I checked - the tarball contents are identical. Assuming its just a different gzip compression option on it. I still have the old tarball on my local mirror so I'm not going to fix this just yet.
Identical as in same filenames? Or did you check the md5sums one by one? 100KB more seems a little odd to me. It reminds me of the time some server or another was compromised and backdoor code was injected into the xchat source.

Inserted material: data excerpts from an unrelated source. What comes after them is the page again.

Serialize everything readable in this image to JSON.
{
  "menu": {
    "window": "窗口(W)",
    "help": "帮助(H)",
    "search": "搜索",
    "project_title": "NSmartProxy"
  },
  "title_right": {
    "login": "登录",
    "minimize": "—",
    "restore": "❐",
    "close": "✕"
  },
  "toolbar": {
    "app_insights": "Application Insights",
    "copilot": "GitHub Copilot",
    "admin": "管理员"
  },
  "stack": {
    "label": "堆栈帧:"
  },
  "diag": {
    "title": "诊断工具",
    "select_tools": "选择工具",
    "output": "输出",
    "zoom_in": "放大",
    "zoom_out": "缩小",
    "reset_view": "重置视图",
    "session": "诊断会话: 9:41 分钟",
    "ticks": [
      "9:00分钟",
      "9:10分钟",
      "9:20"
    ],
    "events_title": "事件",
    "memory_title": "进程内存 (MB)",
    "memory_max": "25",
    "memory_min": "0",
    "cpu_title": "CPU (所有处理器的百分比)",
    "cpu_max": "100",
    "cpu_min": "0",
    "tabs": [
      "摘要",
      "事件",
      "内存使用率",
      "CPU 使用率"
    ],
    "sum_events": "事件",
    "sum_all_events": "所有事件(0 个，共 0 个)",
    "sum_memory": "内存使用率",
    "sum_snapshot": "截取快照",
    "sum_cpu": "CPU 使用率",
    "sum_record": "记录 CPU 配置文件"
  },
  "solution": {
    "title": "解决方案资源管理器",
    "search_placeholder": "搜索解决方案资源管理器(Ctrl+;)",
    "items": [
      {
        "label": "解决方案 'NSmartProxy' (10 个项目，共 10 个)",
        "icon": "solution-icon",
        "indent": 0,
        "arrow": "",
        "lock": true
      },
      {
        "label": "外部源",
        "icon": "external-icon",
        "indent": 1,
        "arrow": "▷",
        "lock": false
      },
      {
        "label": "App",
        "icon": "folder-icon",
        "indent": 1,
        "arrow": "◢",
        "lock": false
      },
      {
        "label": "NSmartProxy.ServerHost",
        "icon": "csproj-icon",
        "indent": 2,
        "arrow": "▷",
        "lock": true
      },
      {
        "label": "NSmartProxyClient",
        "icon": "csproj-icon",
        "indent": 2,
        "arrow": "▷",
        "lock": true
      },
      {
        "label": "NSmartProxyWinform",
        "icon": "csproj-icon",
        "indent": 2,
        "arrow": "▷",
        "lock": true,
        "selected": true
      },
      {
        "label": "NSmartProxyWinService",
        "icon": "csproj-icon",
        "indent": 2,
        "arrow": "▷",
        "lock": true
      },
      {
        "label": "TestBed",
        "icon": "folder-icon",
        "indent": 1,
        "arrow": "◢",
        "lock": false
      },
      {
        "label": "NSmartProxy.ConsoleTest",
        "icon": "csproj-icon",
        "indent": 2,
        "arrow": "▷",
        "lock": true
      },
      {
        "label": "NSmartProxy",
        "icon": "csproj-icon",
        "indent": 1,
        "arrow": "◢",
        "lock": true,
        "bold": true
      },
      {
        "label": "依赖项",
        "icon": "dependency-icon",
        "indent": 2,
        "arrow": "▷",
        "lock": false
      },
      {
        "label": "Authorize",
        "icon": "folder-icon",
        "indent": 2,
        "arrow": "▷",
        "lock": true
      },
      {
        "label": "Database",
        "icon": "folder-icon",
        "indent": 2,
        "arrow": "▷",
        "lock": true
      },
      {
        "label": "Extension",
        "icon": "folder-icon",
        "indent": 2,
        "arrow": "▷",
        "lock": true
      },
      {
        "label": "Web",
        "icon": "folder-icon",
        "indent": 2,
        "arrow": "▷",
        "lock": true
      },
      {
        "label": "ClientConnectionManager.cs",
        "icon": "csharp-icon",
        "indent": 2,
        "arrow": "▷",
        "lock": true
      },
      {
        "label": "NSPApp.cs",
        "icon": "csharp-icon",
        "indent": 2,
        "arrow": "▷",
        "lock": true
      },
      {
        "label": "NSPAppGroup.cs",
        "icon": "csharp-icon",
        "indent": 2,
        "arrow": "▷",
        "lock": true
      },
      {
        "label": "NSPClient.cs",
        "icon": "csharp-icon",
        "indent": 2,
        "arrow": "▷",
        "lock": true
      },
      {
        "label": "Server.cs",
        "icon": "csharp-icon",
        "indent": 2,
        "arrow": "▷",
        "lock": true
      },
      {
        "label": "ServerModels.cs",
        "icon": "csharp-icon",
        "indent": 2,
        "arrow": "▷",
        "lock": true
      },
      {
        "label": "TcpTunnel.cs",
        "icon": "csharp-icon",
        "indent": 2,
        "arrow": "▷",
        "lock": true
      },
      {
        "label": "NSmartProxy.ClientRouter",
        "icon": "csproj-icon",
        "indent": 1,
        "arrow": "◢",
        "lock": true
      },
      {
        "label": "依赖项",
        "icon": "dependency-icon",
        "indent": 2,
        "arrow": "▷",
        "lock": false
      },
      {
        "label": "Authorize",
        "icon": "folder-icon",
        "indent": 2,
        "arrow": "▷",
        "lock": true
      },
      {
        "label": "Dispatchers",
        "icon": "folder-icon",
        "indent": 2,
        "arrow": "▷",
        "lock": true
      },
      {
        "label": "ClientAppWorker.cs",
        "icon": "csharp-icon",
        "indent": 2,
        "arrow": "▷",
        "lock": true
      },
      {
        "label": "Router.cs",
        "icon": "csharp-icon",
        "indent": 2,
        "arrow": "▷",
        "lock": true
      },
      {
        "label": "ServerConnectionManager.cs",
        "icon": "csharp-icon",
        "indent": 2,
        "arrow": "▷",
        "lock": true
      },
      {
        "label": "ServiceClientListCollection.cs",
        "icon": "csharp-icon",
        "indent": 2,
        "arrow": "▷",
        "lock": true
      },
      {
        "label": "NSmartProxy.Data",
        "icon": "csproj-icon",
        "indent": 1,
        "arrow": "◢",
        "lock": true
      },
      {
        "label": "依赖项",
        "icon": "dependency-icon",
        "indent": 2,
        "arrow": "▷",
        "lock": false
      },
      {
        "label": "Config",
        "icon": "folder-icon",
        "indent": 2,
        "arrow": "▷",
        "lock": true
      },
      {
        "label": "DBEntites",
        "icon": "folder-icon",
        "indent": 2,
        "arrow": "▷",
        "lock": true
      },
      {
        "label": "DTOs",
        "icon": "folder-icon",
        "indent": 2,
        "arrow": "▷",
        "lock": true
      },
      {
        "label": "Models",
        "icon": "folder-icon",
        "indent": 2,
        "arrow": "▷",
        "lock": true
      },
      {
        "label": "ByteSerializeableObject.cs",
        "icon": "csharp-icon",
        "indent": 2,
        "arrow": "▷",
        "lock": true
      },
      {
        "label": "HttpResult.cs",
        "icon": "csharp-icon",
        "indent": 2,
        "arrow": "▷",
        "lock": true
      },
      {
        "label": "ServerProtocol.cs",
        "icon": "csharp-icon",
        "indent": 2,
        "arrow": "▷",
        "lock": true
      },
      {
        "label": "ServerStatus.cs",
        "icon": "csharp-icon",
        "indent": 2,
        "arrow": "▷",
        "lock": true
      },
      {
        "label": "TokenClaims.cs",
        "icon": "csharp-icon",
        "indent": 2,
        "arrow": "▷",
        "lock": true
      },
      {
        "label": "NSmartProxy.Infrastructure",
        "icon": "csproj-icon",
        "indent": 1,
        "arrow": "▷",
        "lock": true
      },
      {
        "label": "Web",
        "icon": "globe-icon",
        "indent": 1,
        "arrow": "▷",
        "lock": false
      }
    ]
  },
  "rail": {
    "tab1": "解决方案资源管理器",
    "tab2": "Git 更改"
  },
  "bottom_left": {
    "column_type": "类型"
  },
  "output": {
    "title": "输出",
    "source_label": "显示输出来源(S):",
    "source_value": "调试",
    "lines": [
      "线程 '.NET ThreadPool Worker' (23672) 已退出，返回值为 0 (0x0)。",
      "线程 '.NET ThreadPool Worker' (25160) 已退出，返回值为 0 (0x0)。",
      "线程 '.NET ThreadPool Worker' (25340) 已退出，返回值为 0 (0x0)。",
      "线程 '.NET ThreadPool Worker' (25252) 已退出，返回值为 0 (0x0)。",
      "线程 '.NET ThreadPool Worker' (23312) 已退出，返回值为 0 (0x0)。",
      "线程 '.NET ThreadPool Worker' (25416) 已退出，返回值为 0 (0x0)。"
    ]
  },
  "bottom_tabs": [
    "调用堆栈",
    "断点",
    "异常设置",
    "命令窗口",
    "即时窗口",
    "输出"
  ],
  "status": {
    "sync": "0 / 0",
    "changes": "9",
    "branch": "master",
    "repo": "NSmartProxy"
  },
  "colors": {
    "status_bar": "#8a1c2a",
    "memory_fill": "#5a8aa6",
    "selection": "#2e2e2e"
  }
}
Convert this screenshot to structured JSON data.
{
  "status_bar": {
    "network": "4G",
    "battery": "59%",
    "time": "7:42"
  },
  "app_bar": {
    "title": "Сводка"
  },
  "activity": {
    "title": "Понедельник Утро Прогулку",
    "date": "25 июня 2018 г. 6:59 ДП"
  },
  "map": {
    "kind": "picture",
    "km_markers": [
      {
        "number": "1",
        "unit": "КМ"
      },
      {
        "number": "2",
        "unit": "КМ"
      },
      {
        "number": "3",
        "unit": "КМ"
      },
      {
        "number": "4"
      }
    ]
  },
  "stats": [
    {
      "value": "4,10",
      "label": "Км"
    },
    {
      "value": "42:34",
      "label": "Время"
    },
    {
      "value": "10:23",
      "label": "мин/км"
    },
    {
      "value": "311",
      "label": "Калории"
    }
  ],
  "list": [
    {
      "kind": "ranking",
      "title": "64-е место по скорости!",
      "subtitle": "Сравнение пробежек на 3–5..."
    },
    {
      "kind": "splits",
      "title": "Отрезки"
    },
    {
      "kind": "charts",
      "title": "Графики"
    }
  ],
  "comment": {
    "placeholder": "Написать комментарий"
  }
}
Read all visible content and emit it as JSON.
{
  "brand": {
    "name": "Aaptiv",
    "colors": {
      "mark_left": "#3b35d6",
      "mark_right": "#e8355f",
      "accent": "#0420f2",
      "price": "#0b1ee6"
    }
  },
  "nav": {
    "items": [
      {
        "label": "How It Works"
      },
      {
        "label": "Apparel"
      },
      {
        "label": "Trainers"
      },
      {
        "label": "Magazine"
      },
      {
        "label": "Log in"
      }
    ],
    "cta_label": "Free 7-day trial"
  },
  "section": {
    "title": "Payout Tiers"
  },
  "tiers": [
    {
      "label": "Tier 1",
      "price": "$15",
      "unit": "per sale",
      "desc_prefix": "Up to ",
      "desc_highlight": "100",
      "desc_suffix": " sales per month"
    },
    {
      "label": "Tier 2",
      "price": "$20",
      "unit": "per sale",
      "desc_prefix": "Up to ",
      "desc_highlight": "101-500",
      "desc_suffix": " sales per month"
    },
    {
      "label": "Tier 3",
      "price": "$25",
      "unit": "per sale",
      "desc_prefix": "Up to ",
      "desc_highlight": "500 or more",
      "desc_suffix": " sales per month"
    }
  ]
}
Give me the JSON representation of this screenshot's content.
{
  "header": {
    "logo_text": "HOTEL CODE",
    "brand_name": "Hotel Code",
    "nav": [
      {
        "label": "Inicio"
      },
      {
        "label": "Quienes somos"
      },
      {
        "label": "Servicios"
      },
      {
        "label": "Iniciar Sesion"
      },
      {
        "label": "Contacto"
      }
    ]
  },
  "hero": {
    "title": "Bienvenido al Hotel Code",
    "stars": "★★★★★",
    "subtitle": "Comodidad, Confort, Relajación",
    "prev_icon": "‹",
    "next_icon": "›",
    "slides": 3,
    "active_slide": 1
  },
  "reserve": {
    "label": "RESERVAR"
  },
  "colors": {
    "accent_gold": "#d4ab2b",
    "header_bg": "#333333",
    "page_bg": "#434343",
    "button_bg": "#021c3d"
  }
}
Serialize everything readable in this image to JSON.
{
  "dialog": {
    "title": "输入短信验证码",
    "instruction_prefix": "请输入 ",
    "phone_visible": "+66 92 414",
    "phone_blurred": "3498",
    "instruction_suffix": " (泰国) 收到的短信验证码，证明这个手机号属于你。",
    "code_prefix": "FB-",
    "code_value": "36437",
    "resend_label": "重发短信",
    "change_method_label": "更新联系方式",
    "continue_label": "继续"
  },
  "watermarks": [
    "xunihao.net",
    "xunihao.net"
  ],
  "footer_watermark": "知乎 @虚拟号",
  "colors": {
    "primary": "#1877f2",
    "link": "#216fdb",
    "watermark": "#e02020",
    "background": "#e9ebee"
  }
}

The problem is that graphviz doesn't increase their verion number for subversions. They have a release tag on their rpm source, but even this is outdated -1. On the mailinglists you can read that they're talking about 1.12 (v7) and 1.12 (v11), but I couldn't find any hint inside the source code, except that its 800K bigger now and using a newer automake/conf/lisp and so on. There are also newer versions up to 1.17 but some input/output is incompatible with 1.12, so be careful. I think it would be best to update the gentoo mirrors once and comment out the original SRC_URI with a remark to subversions. Instead use the gentoo mirrors release.
So does that mean that the configure.ac patch that the 1.12 ebuild uses isn't needed anymore?
(Sorry 100k not 800k) About the ebuild with the newer original archive: More precisely it doesn't work anymore using the configure patch. Also remove rm, aclocal, autoconf and automake lines. The build fix is still ok. Note that you'll have to delete the digest file, otherwise the download will resume on a mirror site, since the newer original archive is a little bit smaller. It compiles, installs and works well, at least on x86 with TCLTK installed. But I guess, now we have the same problem as before for machines not having tcl/tk as there is no explicit configure option for that.
Not a security problem. Reassigning to package maintainers...
Alright, someone really needs to convince them to use micro version numbers in their tarballs. This is causing an annoying amount of trouble. After dancing through the digest and mirror stuff, and editing the ebuild by hand, I *think* I've got it working. (It's still compiling.) Pain in the ass though.
Just did a emerge -f =graphviz-1.12 and got no complaints. Please reopen if this is still an issue.